2: Create a RXE Interface
Use the following command to create a SoftRoCE (RXE) interface, replacing
sudo rdma link add <netdev>rxe type rxe netdev <netdev>
3: Inspect The Interface
There are a few commands to inspect a RDMA interface.
First, you can use rdma link show
and ibv_devices
to see if your interface is there.
Then, use ibv_devinfo -v
to show details about the RDMA devices present on your system.
You will see a lot of output.
The important part is at the end: the description of the ports.
Your interface has only one port, so you should see something like this:
Some things are important here: state
, active_mtu
, and the GID table.
In the image you have an interface that uses both RoCEv1 and RoCEv2, so it will have 2 GID entries for each protocol.
Generally, a RoCEv2 entry will corespond to an IP address assigned to the network interface to which the RDMA device is linked.
Use ip a s
to display details about the network interfaces that your system uses.
Observe the connection between GID entries and IP addresses.
For RoCEv2, the GID entry will be either the IPv6 address, or ::ffff:<IPv4 address>
.
Remember the index of the GID entry for the IPv4 address;
you will need it later.
4: Do Some RDMA
Now, let's generate some RDMA traffic, using some standard tools: ib_write_bw
and ibv_rc_pingpong
4.1: ibv_rc_pingpong
ibv_rc_pingpong
will do a simple ping back and forth, to test the connectivity.
On one system, run:
ibv_rc_pingpong -d <rxe_interface> -g <gid_index>
Notice you need a GID index.
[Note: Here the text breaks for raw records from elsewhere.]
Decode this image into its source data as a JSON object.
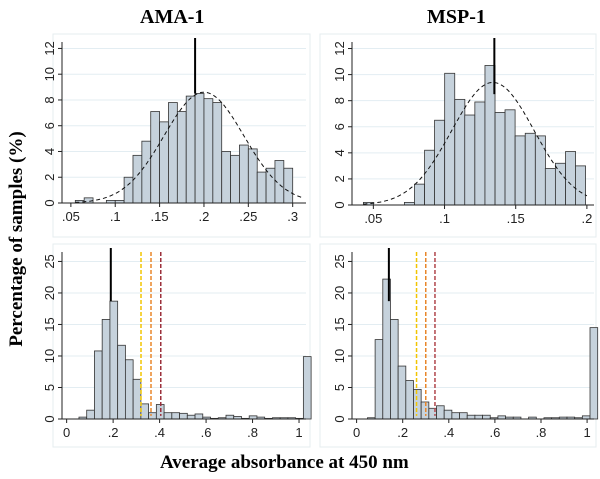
{
  "chart_data": {
    "ylabel": "Percentage of samples (%)",
    "xlabel": "Average absorbance at 450 nm",
    "panels": [
      {
        "type": "bar",
        "title": "AMA-1",
        "xlim": [
          0.04,
          0.315
        ],
        "ylim": [
          0,
          12.5
        ],
        "xticks": [
          0.05,
          0.1,
          0.15,
          0.2,
          0.25,
          0.3
        ],
        "xtick_labels": [
          ".05",
          ".1",
          ".15",
          ".2",
          ".25",
          ".3"
        ],
        "yticks": [
          0,
          2,
          4,
          6,
          8,
          10,
          12
        ],
        "ytick_labels": [
          "0",
          "2",
          "4",
          "6",
          "8",
          "10",
          "12"
        ],
        "bin_width": 0.01,
        "bins_start": [
          0.055,
          0.065,
          0.09,
          0.1,
          0.11,
          0.12,
          0.13,
          0.14,
          0.15,
          0.16,
          0.17,
          0.18,
          0.19,
          0.2,
          0.21,
          0.22,
          0.23,
          0.24,
          0.25,
          0.26,
          0.27,
          0.28,
          0.29,
          0.3
        ],
        "values": [
          0.2,
          0.4,
          0.2,
          0.2,
          2.0,
          3.7,
          4.8,
          7.1,
          6.3,
          7.8,
          7.1,
          8.3,
          8.5,
          8.1,
          7.8,
          4.0,
          3.7,
          4.5,
          4.2,
          2.4,
          2.7,
          3.3,
          2.7,
          0
        ],
        "mean_line": 0.19,
        "normal_curve": {
          "mean": 0.2,
          "sd": 0.045,
          "peak": 8.6
        },
        "cutoffs": []
      },
      {
        "type": "bar",
        "title": "MSP-1",
        "xlim": [
          0.035,
          0.205
        ],
        "ylim": [
          0,
          12.5
        ],
        "xticks": [
          0.05,
          0.1,
          0.15,
          0.2
        ],
        "xtick_labels": [
          ".05",
          ".1",
          ".15",
          ".2"
        ],
        "yticks": [
          0,
          2,
          4,
          6,
          8,
          10,
          12
        ],
        "ytick_labels": [
          "0",
          "2",
          "4",
          "6",
          "8",
          "10",
          "12"
        ],
        "bin_width": 0.00707,
        "bins_start": [
          0.043,
          0.0718,
          0.0789,
          0.086,
          0.093,
          0.1001,
          0.1072,
          0.1142,
          0.1213,
          0.1284,
          0.1355,
          0.1425,
          0.1496,
          0.1567,
          0.1638,
          0.1708,
          0.1779,
          0.185,
          0.192
        ],
        "values": [
          0.2,
          0.2,
          1.6,
          4.2,
          6.5,
          10.1,
          8.1,
          6.9,
          7.9,
          10.7,
          7.1,
          7.3,
          5.3,
          5.5,
          5.3,
          2.8,
          3.2,
          4.1,
          3.0
        ],
        "mean_line": 0.135,
        "normal_curve": {
          "mean": 0.134,
          "sd": 0.029,
          "peak": 9.4
        },
        "cutoffs": []
      },
      {
        "type": "bar",
        "title": "",
        "xlim": [
          -0.02,
          1.03
        ],
        "ylim": [
          0,
          26.5
        ],
        "xticks": [
          0,
          0.2,
          0.4,
          0.6,
          0.8,
          1
        ],
        "xtick_labels": [
          "0",
          ".2",
          ".4",
          ".6",
          ".8",
          "1"
        ],
        "yticks": [
          0,
          5,
          10,
          15,
          20,
          25
        ],
        "ytick_labels": [
          "0",
          "5",
          "10",
          "15",
          "20",
          "25"
        ],
        "bin_width": 0.0333,
        "values": [
          0.3,
          1.4,
          10.8,
          15.8,
          18.7,
          11.7,
          9.4,
          6.3,
          2.4,
          1.0,
          2.3,
          1.0,
          1.0,
          0.9,
          0.6,
          0.8,
          0.3,
          0.1,
          0.2,
          0.6,
          0.4,
          0.1,
          0.5,
          0.3,
          0.1,
          0.2,
          0.2,
          0.2,
          0.1,
          9.9
        ],
        "bins_first": 0.053,
        "mean_line": 0.19,
        "normal_curve": null,
        "cutoffs": [
          {
            "x": 0.32,
            "color": "#f2c500"
          },
          {
            "x": 0.363,
            "color": "#e8862a"
          },
          {
            "x": 0.405,
            "color": "#9b2f3a"
          }
        ]
      },
      {
        "type": "bar",
        "title": "",
        "xlim": [
          -0.02,
          1.03
        ],
        "ylim": [
          0,
          26.5
        ],
        "xticks": [
          0,
          0.2,
          0.4,
          0.6,
          0.8,
          1
        ],
        "xtick_labels": [
          "0",
          ".2",
          ".4",
          ".6",
          ".8",
          "1"
        ],
        "yticks": [
          0,
          5,
          10,
          15,
          20,
          25
        ],
        "ytick_labels": [
          "0",
          "5",
          "10",
          "15",
          "20",
          "25"
        ],
        "bin_width": 0.0333,
        "values": [
          0.2,
          12.6,
          22.2,
          15.8,
          8.4,
          6.1,
          4.7,
          2.7,
          1.7,
          2.1,
          1.4,
          1.0,
          1.0,
          0.6,
          0.6,
          0.6,
          0.2,
          0.5,
          0.3,
          0.3,
          0,
          0.3,
          0,
          0.2,
          0.2,
          0.3,
          0.3,
          0.2,
          0.5,
          14.5
        ],
        "bins_first": 0.047,
        "mean_line": 0.14,
        "normal_curve": null,
        "cutoffs": [
          {
            "x": 0.26,
            "color": "#f2c500"
          },
          {
            "x": 0.3,
            "color": "#e8862a"
          },
          {
            "x": 0.34,
            "color": "#b0464c"
          }
        ]
      }
    ],
    "colors": {
      "bar_fill": "#c6d2dc",
      "bar_stroke": "#333333",
      "grid": "#e3edf2"
    }
  }
}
Use the one for the IPv4 address.
On the second system, run:
ibv_rc_pingpong -d <rxe_interface> -g <gid_index> <ip_of_first_system>
4.2: ib_write_bw
ib_write_bw
will measure the bandwidth of a RDMA connection, for write operations.
On one system, run:
ib_write_bw -d <rxe_interface> -x <gid_index>
On the other, run:
ib_write_bw -d <rxe_interface> -x <gid_index> <ip_of_first_system>
There also other tools, like ib_write_lat
, ib_read_bw
, ib_read_lat
, ib_send_bw
, ib_send_lat
.
The _lat
tools measure the latency of one operation.
5: Dump Some RDMA Traffic
Normally, intercepting RDMA traffic is a pain.
But, because we use SoftRoCE, all the packets go through the Linux kernel, and tcpdump
can see them.
Use tcpdump
to dump the traffic, while you use one of the tools from above.
Use Wireshark
to inspect the capture.
6: RDMA Interface Statistics
Sometimes stuff doesn't work, and no one knows why.
That's why there are hardware counters available, to shed some light.
Usually, you can find them in /sys/class/infiniband/<rdma_dev>/ports/1/hw_counters/
.
Some drivers also provide additional drivers in /sys/class/infiniband<rdma_dev>/ports/1/counters/
, but that's not our case.
List those counters and try to find what they mean.
7: Write A RDMA Application
Ok, enough using other people's applications.
Time to get your hands dirty, and write an application that does RDMA.
To do that, you must use the ibverbs
library.
The VMs already have it installed.
7.1: Setup the Connection
In order for any 2 applications to speak RDMA to eachother, a few things must happen:
- each application must open a RDMA device
- each application must create one or more QPs (Queue Pairs)
- each application must register the memory it's going to use for RDMA operations
- the 2 applications must exchange at least the folloiwng things: the numbers of the used QPs, the GID, the addresses of the registered memory and the remote access keys of that memory
You have to do just that.
Follow the comments in ibverbs/main.cc
.
If you get stuck anywhere, the reference implementation is in ibverbs-sol
.
And google (especially rdmamojo) is your friend for this one.
Oh, and one more thing:
the RDMA drivers really hate it when you don't free the resources you use
7.2: Do a Send
Now that all the structures are set up, you can do a RDMA Send. As before, follow the comments. If you feel adventurous, do a Send With Immediate.
7.3: Do a Write
Now do a RDMA Write. You know the drill.